Projek Satmon tersebut menelan nilai kontrak Rp220 miliar pada tahun anggaran 2016.

KPK baru saja menetapkan satu tersangka baru dalam kasus itu, yakni Nofel Hasan (NH), Kepala Biro Perencanaan dan Organisasi di Bakamla selaku pejabat pembuat komitmen (PPK) yang diduga menerima hadiah 104.500 dolar Singapura.

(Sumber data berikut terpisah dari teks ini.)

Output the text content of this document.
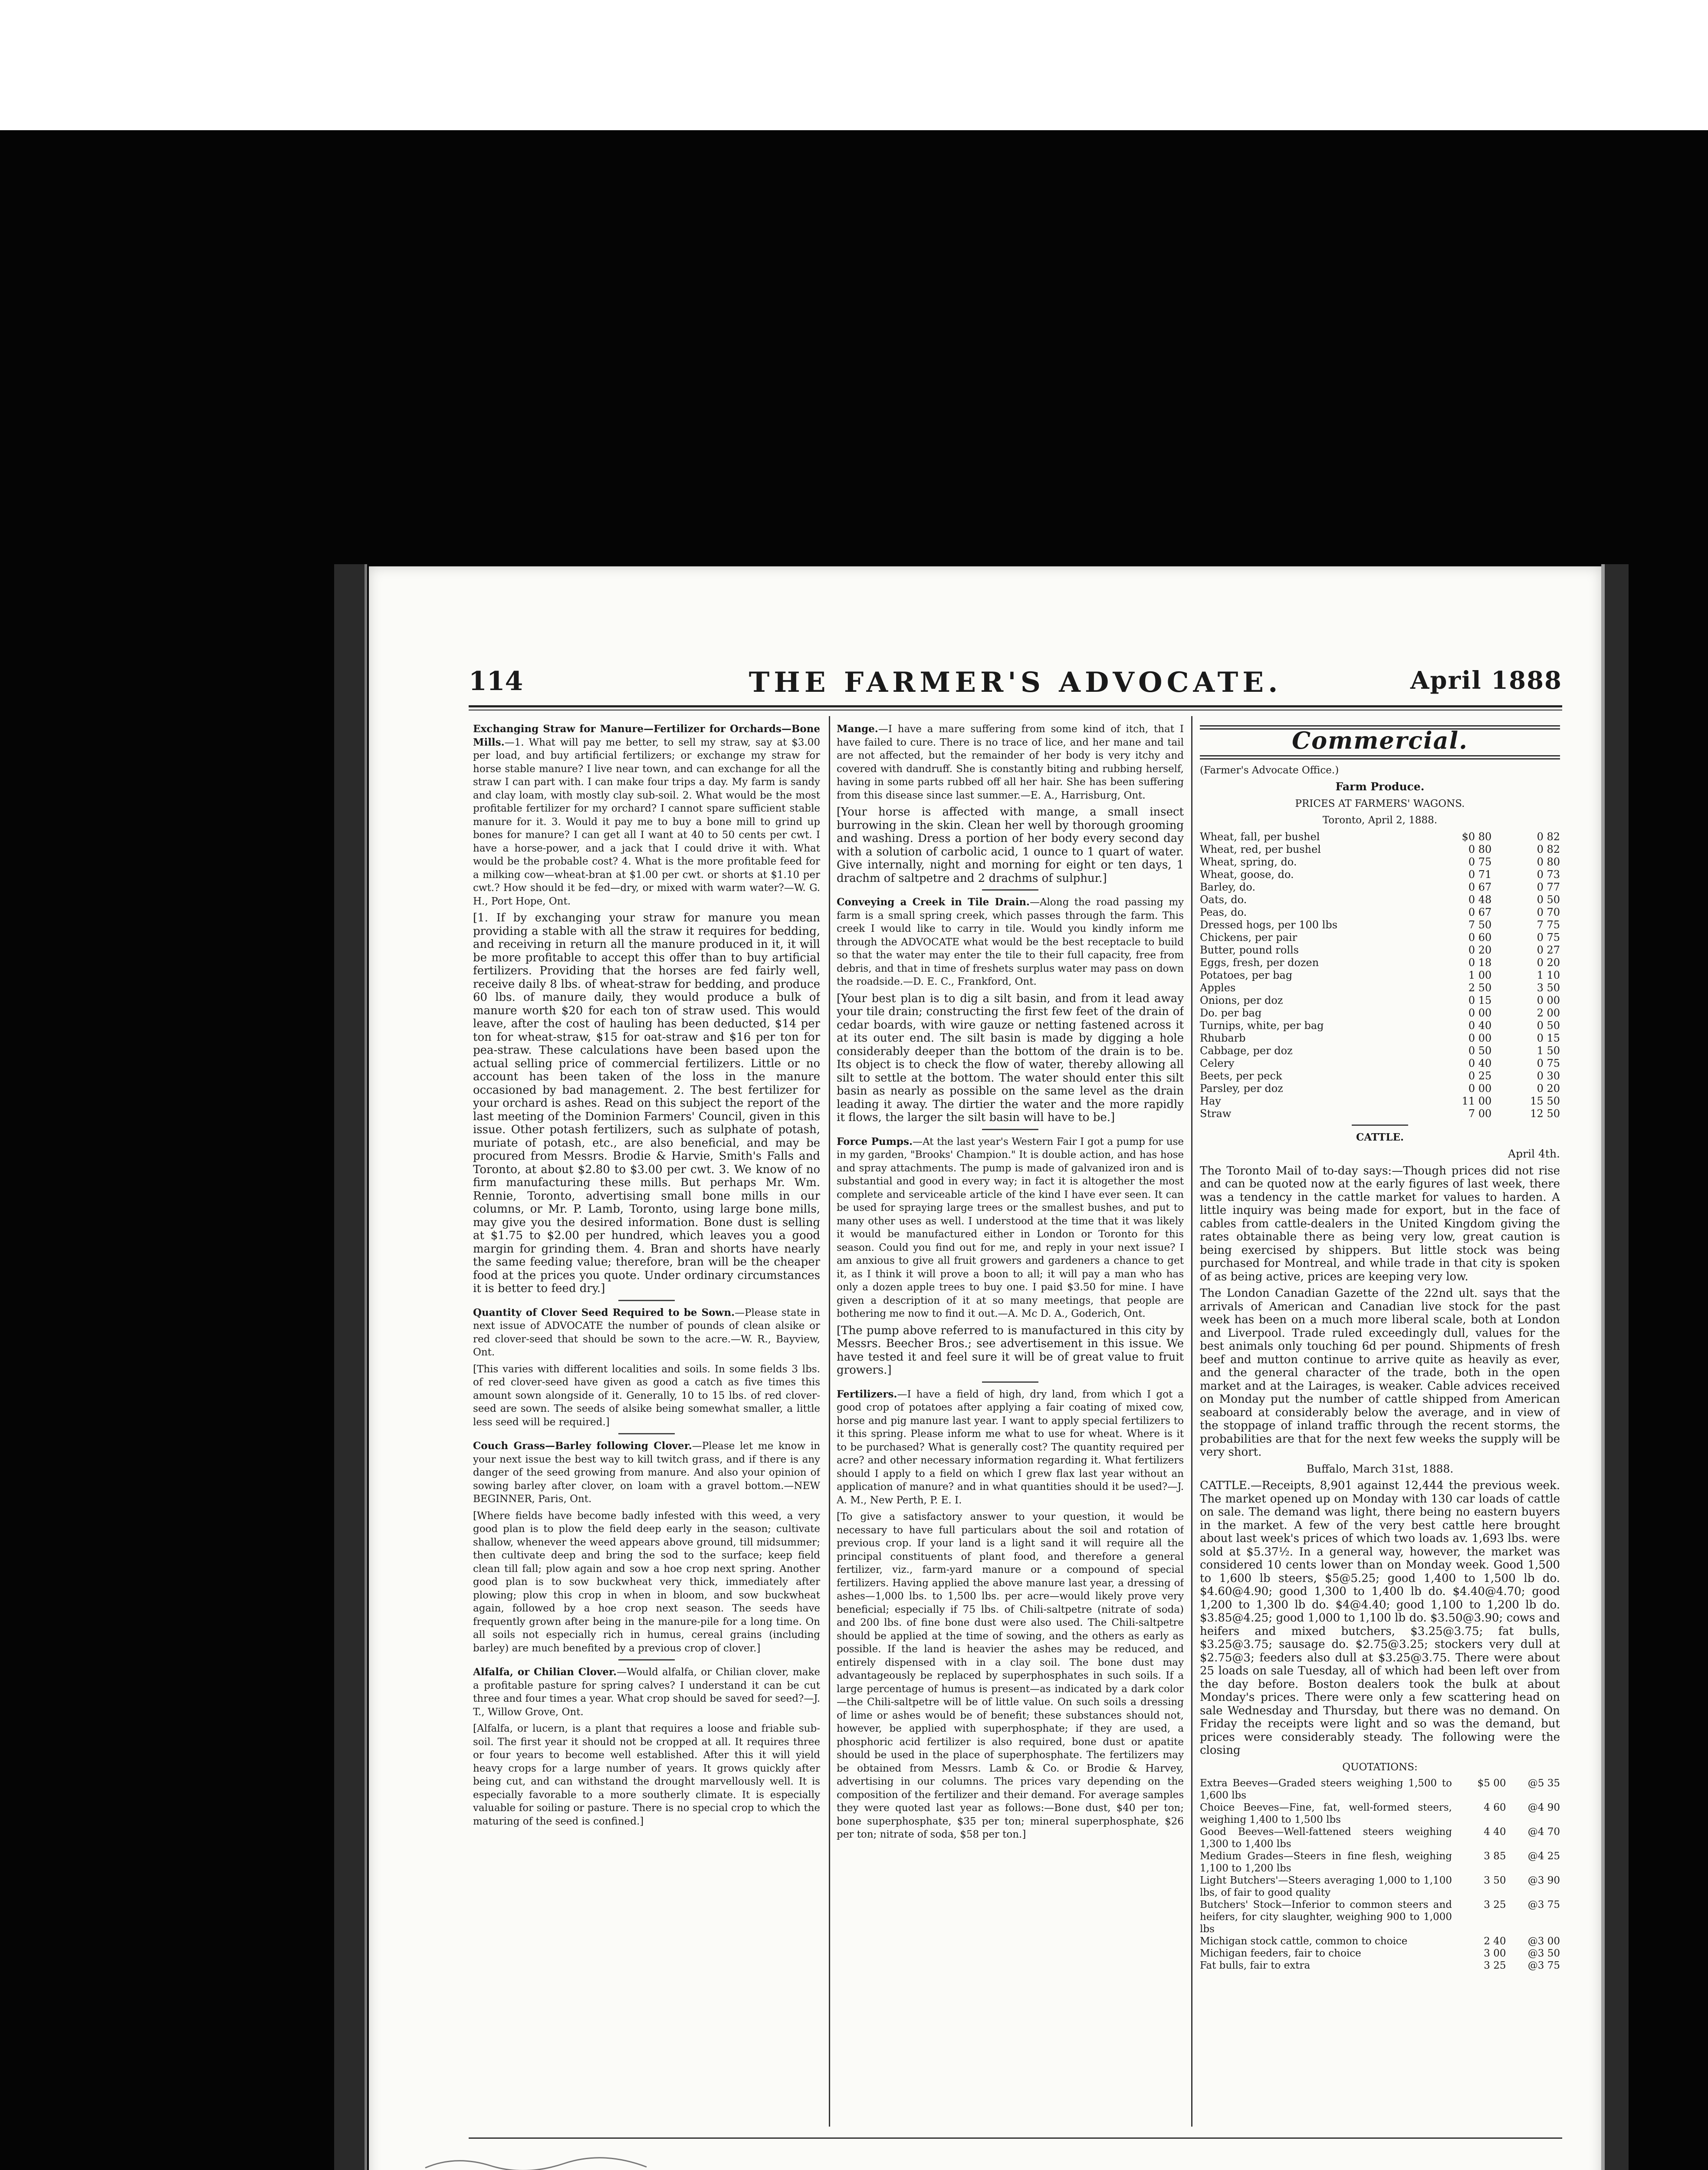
114	THE FARMER'S ADVOCATE.	April 1888

Exchanging Straw for Manure—Fertilizer for Orchards—Bone Mills.—1. What will pay me better, to sell my straw, say at $3.00 per load, and buy artificial fertilizers; or exchange my straw for horse stable manure? I live near town, and can exchange for all the straw I can part with. I can make four trips a day. My farm is sandy and clay loam, with mostly clay sub-soil. 2. What would be the most profitable fertilizer for my orchard? I cannot spare sufficient stable manure for it. 3. Would it pay me to buy a bone mill to grind up bones for manure? I can get all I want at 40 to 50 cents per cwt. I have a horse-power, and a jack that I could drive it with. What would be the probable cost? 4. What is the more profitable feed for a milking cow—wheat-bran at $1.00 per cwt. or shorts at $1.10 per cwt.? How should it be fed—dry, or mixed with warm water?—W. G. H., Port Hope, Ont.

[1. If by exchanging your straw for manure you mean providing a stable with all the straw it requires for bedding, and receiving in return all the manure produced in it, it will be more profitable to accept this offer than to buy artificial fertilizers. Providing that the horses are fed fairly well, receive daily 8 lbs. of wheat-straw for bedding, and produce 60 lbs. of manure daily, they would produce a bulk of manure worth $20 for each ton of straw used. This would leave, after the cost of hauling has been deducted, $14 per ton for wheat-straw, $15 for oat-straw and $16 per ton for pea-straw. These calculations have been based upon the actual selling price of commercial fertilizers. Little or no account has been taken of the loss in the manure occasioned by bad management. 2. The best fertilizer for your orchard is ashes. Read on this subject the report of the last meeting of the Dominion Farmers' Council, given in this issue. Other potash fertilizers, such as sulphate of potash, muriate of potash, etc., are also beneficial, and may be procured from Messrs. Brodie & Harvie, Smith's Falls and Toronto, at about $2.80 to $3.00 per cwt. 3. We know of no firm manufacturing these mills. But perhaps Mr. Wm. Rennie, Toronto, advertising small bone mills in our columns, or Mr. P. Lamb, Toronto, using large bone mills, may give you the desired information. Bone dust is selling at $1.75 to $2.00 per hundred, which leaves you a good margin for grinding them. 4. Bran and shorts have nearly the same feeding value; therefore, bran will be the cheaper food at the prices you quote. Under ordinary circumstances it is better to feed dry.]

Quantity of Clover Seed Required to be Sown.—Please state in next issue of ADVOCATE the number of pounds of clean alsike or red clover-seed that should be sown to the acre.—W. R., Bayview, Ont.

[This varies with different localities and soils. In some fields 3 lbs. of red clover-seed have given as good a catch as five times this amount sown alongside of it. Generally, 10 to 15 lbs. of red clover-seed are sown. The seeds of alsike being somewhat smaller, a little less seed will be required.]

Couch Grass—Barley following Clover.—Please let me know in your next issue the best way to kill twitch grass, and if there is any danger of the seed growing from manure. And also your opinion of sowing barley after clover, on loam with a gravel bottom.—NEW BEGINNER, Paris, Ont.

[Where fields have become badly infested with this weed, a very good plan is to plow the field deep early in the season; cultivate shallow, whenever the weed appears above ground, till midsummer; then cultivate deep and bring the sod to the surface; keep field clean till fall; plow again and sow a hoe crop next spring. Another good plan is to sow buckwheat very thick, immediately after plowing; plow this crop in when in bloom, and sow buckwheat again, followed by a hoe crop next season. The seeds have frequently grown after being in the manure-pile for a long time. On all soils not especially rich in humus, cereal grains (including barley) are much benefited by a previous crop of clover.]

Alfalfa, or Chilian Clover.—Would alfalfa, or Chilian clover, make a profitable pasture for spring calves? I understand it can be cut three and four times a year. What crop should be saved for seed?—J. T., Willow Grove, Ont.

[Alfalfa, or lucern, is a plant that requires a loose and friable sub-soil. The first year it should not be cropped at all. It requires three or four years to become well established. After this it will yield heavy crops for a large number of years. It grows quickly after being cut, and can withstand the drought marvellously well. It is especially favorable to a more southerly climate. It is especially valuable for soiling or pasture. There is no special crop to which the maturing of the seed is confined.]

Mange.—I have a mare suffering from some kind of itch, that I have failed to cure. There is no trace of lice, and her mane and tail are not affected, but the remainder of her body is very itchy and covered with dandruff. She is constantly biting and rubbing herself, having in some parts rubbed off all her hair. She has been suffering from this disease since last summer.—E. A., Harrisburg, Ont.

[Your horse is affected with mange, a small insect burrowing in the skin. Clean her well by thorough grooming and washing. Dress a portion of her body every second day with a solution of carbolic acid, 1 ounce to 1 quart of water. Give internally, night and morning for eight or ten days, 1 drachm of saltpetre and 2 drachms of sulphur.]

Conveying a Creek in Tile Drain.—Along the road passing my farm is a small spring creek, which passes through the farm. This creek I would like to carry in tile. Would you kindly inform me through the ADVOCATE what would be the best receptacle to build so that the water may enter the tile to their full capacity, free from debris, and that in time of freshets surplus water may pass on down the roadside.—D. E. C., Frankford, Ont.

[Your best plan is to dig a silt basin, and from it lead away your tile drain; constructing the first few feet of the drain of cedar boards, with wire gauze or netting fastened across it at its outer end. The silt basin is made by digging a hole considerably deeper than the bottom of the drain is to be. Its object is to check the flow of water, thereby allowing all silt to settle at the bottom. The water should enter this silt basin as nearly as possible on the same level as the drain leading it away. The dirtier the water and the more rapidly it flows, the larger the silt basin will have to be.]

Force Pumps.—At the last year's Western Fair I got a pump for use in my garden, "Brooks' Champion." It is double action, and has hose and spray attachments. The pump is made of galvanized iron and is substantial and good in every way; in fact it is altogether the most complete and serviceable article of the kind I have ever seen. It can be used for spraying large trees or the smallest bushes, and put to many other uses as well. I understood at the time that it was likely it would be manufactured either in London or Toronto for this season. Could you find out for me, and reply in your next issue? I am anxious to give all fruit growers and gardeners a chance to get it, as I think it will prove a boon to all; it will pay a man who has only a dozen apple trees to buy one. I paid $3.50 for mine. I have given a description of it at so many meetings, that people are bothering me now to find it out.—A. Mc D. A., Goderich, Ont.

[The pump above referred to is manufactured in this city by Messrs. Beecher Bros.; see advertisement in this issue. We have tested it and feel sure it will be of great value to fruit growers.]

Fertilizers.—I have a field of high, dry land, from which I got a good crop of potatoes after applying a fair coating of mixed cow, horse and pig manure last year. I want to apply special fertilizers to it this spring. Please inform me what to use for wheat. Where is it to be purchased? What is generally cost? The quantity required per acre? and other necessary information regarding it. What fertilizers should I apply to a field on which I grew flax last year without an application of manure? and in what quantities should it be used?—J. A. M., New Perth, P. E. I.

[To give a satisfactory answer to your question, it would be necessary to have full particulars about the soil and rotation of previous crop. If your land is a light sand it will require all the principal constituents of plant food, and therefore a general fertilizer, viz., farm-yard manure or a compound of special fertilizers. Having applied the above manure last year, a dressing of ashes—1,000 lbs. to 1,500 lbs. per acre—would likely prove very beneficial; especially if 75 lbs. of Chili-saltpetre (nitrate of soda) and 200 lbs. of fine bone dust were also used. The Chili-saltpetre should be applied at the time of sowing, and the others as early as possible. If the land is heavier the ashes may be reduced, and entirely dispensed with in a clay soil. The bone dust may advantageously be replaced by superphosphates in such soils. If a large percentage of humus is present—as indicated by a dark color—the Chili-saltpetre will be of little value. On such soils a dressing of lime or ashes would be of benefit; these substances should not, however, be applied with superphosphate; if they are used, a phosphoric acid fertilizer is also required, bone dust or apatite should be used in the place of superphosphate. The fertilizers may be obtained from Messrs. Lamb & Co. or Brodie & Harvey, advertising in our columns. The prices vary depending on the composition of the fertilizer and their demand. For average samples they were quoted last year as follows:—Bone dust, $40 per ton; bone superphosphate, $35 per ton; mineral superphosphate, $26 per ton; nitrate of soda, $58 per ton.]

Commercial.

(Farmer's Advocate Office.)

Farm Produce.

PRICES AT FARMERS' WAGONS.

Toronto, April 2, 1888.

Wheat, fall, per bushel	$0 80	0 82
Wheat, red, per bushel	0 80	0 82
Wheat, spring, do.	0 75	0 80
Wheat, goose, do.	0 71	0 73
Barley, do.	0 67	0 77
Oats, do.	0 48	0 50
Peas, do.	0 67	0 70
Dressed hogs, per 100 lbs	7 50	7 75
Chickens, per pair	0 60	0 75
Butter, pound rolls	0 20	0 27
Eggs, fresh, per dozen	0 18	0 20
Potatoes, per bag	1 00	1 10
Apples	2 50	3 50
Onions, per doz	0 15	0 00
Do. per bag	0 00	2 00
Turnips, white, per bag	0 40	0 50
Rhubarb	0 00	0 15
Cabbage, per doz	0 50	1 50
Celery	0 40	0 75
Beets, per peck	0 25	0 30
Parsley, per doz	0 00	0 20
Hay	11 00	15 50
Straw	7 00	12 50

CATTLE.

April 4th.

The Toronto Mail of to-day says:—Though prices did not rise and can be quoted now at the early figures of last week, there was a tendency in the cattle market for values to harden. A little inquiry was being made for export, but in the face of cables from cattle-dealers in the United Kingdom giving the rates obtainable there as being very low, great caution is being exercised by shippers. But little stock was being purchased for Montreal, and while trade in that city is spoken of as being active, prices are keeping very low.

The London Canadian Gazette of the 22nd ult. says that the arrivals of American and Canadian live stock for the past week has been on a much more liberal scale, both at London and Liverpool. Trade ruled exceedingly dull, values for the best animals only touching 6d per pound. Shipments of fresh beef and mutton continue to arrive quite as heavily as ever, and the general character of the trade, both in the open market and at the Lairages, is weaker. Cable advices received on Monday put the number of cattle shipped from American seaboard at considerably below the average, and in view of the stoppage of inland traffic through the recent storms, the probabilities are that for the next few weeks the supply will be very short.

Buffalo, March 31st, 1888.

CATTLE.—Receipts, 8,901 against 12,444 the previous week. The market opened up on Monday with 130 car loads of cattle on sale. The demand was light, there being no eastern buyers in the market. A few of the very best cattle here brought about last week's prices of which two loads av. 1,693 lbs. were sold at $5.37½. In a general way, however, the market was considered 10 cents lower than on Monday week. Good 1,500 to 1,600 lb steers, $5@5.25; good 1,400 to 1,500 lb do. $4.60@4.90; good 1,300 to 1,400 lb do. $4.40@4.70; good 1,200 to 1,300 lb do. $4@4.40; good 1,100 to 1,200 lb do. $3.85@4.25; good 1,000 to 1,100 lb do. $3.50@3.90; cows and heifers and mixed butchers, $3.25@3.75; fat bulls, $3.25@3.75; sausage do. $2.75@3.25; stockers very dull at $2.75@3; feeders also dull at $3.25@3.75. There were about 25 loads on sale Tuesday, all of which had been left over from the day before. Boston dealers took the bulk at about Monday's prices. There were only a few scattering head on sale Wednesday and Thursday, but there was no demand. On Friday the receipts were light and so was the demand, but prices were considerably steady. The following were the closing

QUOTATIONS:

Extra Beeves—Graded steers weighing 1,500 to 1,600 lbs	$5 00	@5 35
Choice Beeves—Fine, fat, well-formed steers, weighing 1,400 to 1,500 lbs	4 60	@4 90
Good Beeves—Well-fattened steers weighing 1,300 to 1,400 lbs	4 40	@4 70
Medium Grades—Steers in fine flesh, weighing 1,100 to 1,200 lbs	3 85	@4 25
Light Butchers'—Steers averaging 1,000 to 1,100 lbs, of fair to good quality	3 50	@3 90
Butchers' Stock—Inferior to common steers and heifers, for city slaughter, weighing 900 to 1,000 lbs	3 25	@3 75
Michigan stock cattle, common to choice	2 40	@3 00
Michigan feeders, fair to choice	3 00	@3 50
Fat bulls, fair to extra	3 25	@3 75
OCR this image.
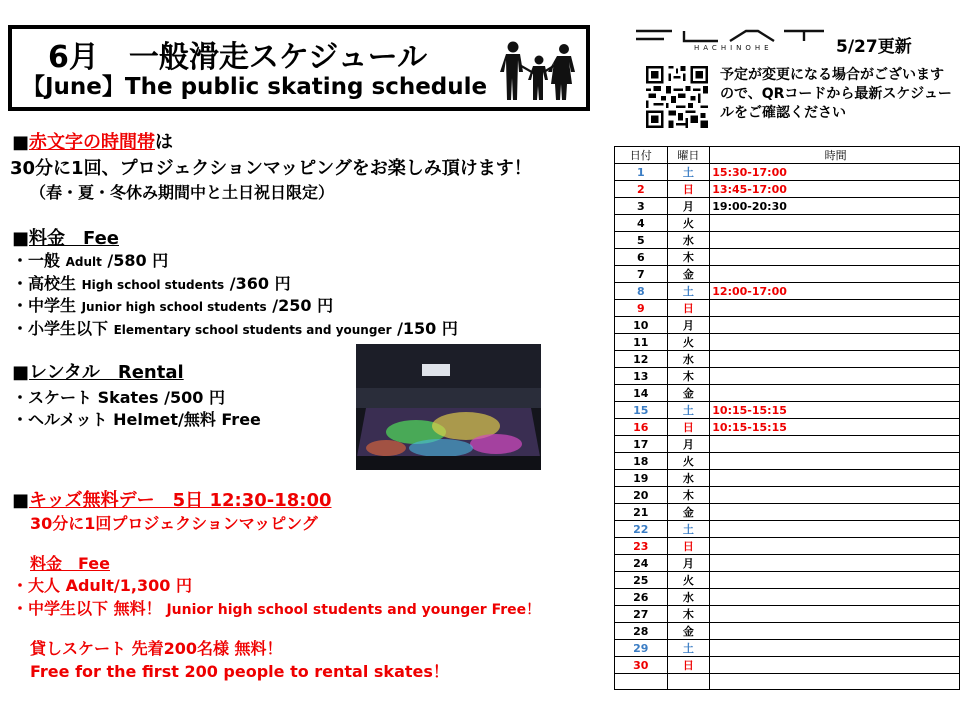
6月　一般滑走スケジュール
【June】The public skating schedule
HACHINOHE	5/27更新
予定が変更になる場合がございますので、QRコードから最新スケジュールをご確認ください
■赤文字の時間帯は
30分に1回、プロジェクションマッピングをお楽しみ頂けます！
（春・夏・冬休み期間中と土日祝日限定）
■料金　Fee
・一般 Adult /580 円
・高校生 High school students /360 円
・中学生 Junior high school students /250 円
・小学生以下 Elementary school students and younger /150 円
■レンタル　Rental
・スケート Skates /500 円
・ヘルメット Helmet/無料 Free
■キッズ無料デー　5日 12:30-18:00
30分に1回プロジェクションマッピング
料金　Fee
・大人 Adult/1,300 円
・中学生以下 無料！ Junior high school students and younger Free！
貸しスケート 先着200名様 無料！
Free for the first 200 people to rental skates！
日付	曜日	時間
1	土	15:30-17:00
2	日	13:45-17:00
3	月	19:00-20:30
4	火	
5	水	
6	木	
7	金	
8	土	12:00-17:00
9	日	
10	月	
11	火	
12	水	
13	木	
14	金	
15	土	10:15-15:15
16	日	10:15-15:15
17	月	
18	火	
19	水	
20	木	
21	金	
22	土	
23	日	
24	月	
25	火	
26	水	
27	木	
28	金	
29	土	
30	日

Sebelumnya KPK telah menetapkan empat tersangka, tiga di antaranya kini sudah menjalani persidangan dengan status terdakwa, yakni Fahmi Darmawansyah, Hardy Stefanus, dan Adami Okta.

Fahmi, Adami, dan Hardy didakwa menyuap mantan Deputi Informasi, Hukum, dan Kerja Sama Bakamla Eko Susilo Hadi sebesar 100 ribu dolar Singapura, 88.500 ribu dolar AS, 10 ribu euro.

Baru ini KPK kembali menetapkan tersangka ke lima dalam korupsi Bakamla, yaitu Nofel Hasan. Nofel menerima yang menjabat sebagai Kepala Biro Perencanaan dan Organisasi Bakamla mendapat suap sebesar 104.500 dolar Singapura.

Suap juga diberikan kepada Kasubag TU Sestama Bakamla Tri Nanda Wicaksono Rp120 juta.